Racing New South Wales regulator seeks relief from having to refund over two million dollars it took from interstate gambling provider in fees.
Wednesday 14th July 2010
In Australia, regulator Racing New South Wales has filed a formal appeal against last month’s Federal Court ruling that required it to refund over two million dollars in fees to corporate bookmaker SportsBet Party Limited.
Darwin-based SportsBet is majority-owned by giant online and land-based bookmaker Paddy Power and argued successfully that paying the fees constituted an illegal protection of TabCorp Holdings Limited over interstate gambling providers.
TabCorp's Tab Limited has an exclusive retail licence to provide wagering throughout New South Wales until 2013 and has a 95 percent market share. It pays various fees as part of this licence, which amounted to $221 million for the 2006 to 2007 financial year while its turnover was $3.3 billion last year.
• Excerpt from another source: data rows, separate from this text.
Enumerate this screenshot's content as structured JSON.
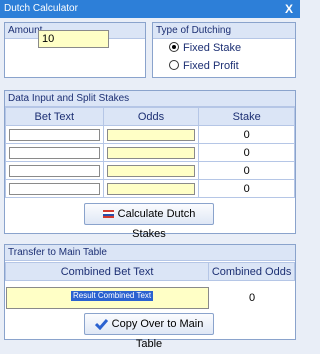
{
  "window": {
    "title": "Dutch Calculator",
    "close_glyph": "X"
  },
  "amount": {
    "header": "Amount",
    "value": "10"
  },
  "type_of_dutching": {
    "header": "Type of Dutching",
    "options": [
      {
        "label": "Fixed Stake",
        "selected": true
      },
      {
        "label": "Fixed Profit",
        "selected": false
      }
    ]
  },
  "data_input": {
    "header": "Data Input and Split Stakes",
    "columns": [
      "Bet Text",
      "Odds",
      "Stake"
    ],
    "rows": [
      {
        "bet_text": "",
        "odds": "",
        "stake": "0"
      },
      {
        "bet_text": "",
        "odds": "",
        "stake": "0"
      },
      {
        "bet_text": "",
        "odds": "",
        "stake": "0"
      },
      {
        "bet_text": "",
        "odds": "",
        "stake": "0"
      }
    ],
    "calculate_button": "Calculate Dutch Stakes"
  },
  "transfer": {
    "header": "Transfer to Main Table",
    "columns": [
      "Combined Bet Text",
      "Combined Odds"
    ],
    "combined_bet_text": "Result Combined Text",
    "combined_odds": "0",
    "copy_button": "Copy Over to Main Table"
  },
  "icons": {
    "calculate": "flag-icon",
    "copy": "checkmark-icon"
  },
  "colors": {
    "title_bar": "#2d7fd8",
    "input_yellow": "#ffffc6",
    "group_header": "#dbe5f6",
    "header_text": "#1c2f73"
  }
}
Racing New South Wales began charging all bookmakers a 1.5 percent fee on turnover over five million dollars in 2008 for the right to use race field information. The state government promised that this would stop ‘free riding’ by online and telephone bookmakers registered in other states that it said were likely to take $150 million from Tab Limited over the next decade and $719 million by 2028.
However, SportsBet disagreed and took the matter to court with Justice Nye Perram stating that there had been ‘no doubt’ that low-margin interstate corporate bookmakers were a threat to TabCorp but that Racing New South Wales could not portray itself as an independent regulator as it had a commercial gain in Tab Limited’s success and a conflict of interest in imposing fees.
Justice Perram ruled that the race field legislation was legal but the methods used to collect the fees were discriminatory. He ordered Racing New South Wales to refund $2.1 million in collected in fees from SportsBet for the nine-month period up until the end of the previous financial year.
However, he has since dismissed an application from SportsBet that would have seen the bookmaker recover the fees it paid for the 2009/10 financial year.
Racing New South Wales has now modified the race field information scheme by eliminating the five million dollar fee-free threshold, which means that all wagering operators must pay the 1.5 percent fee from the very first dollar bet.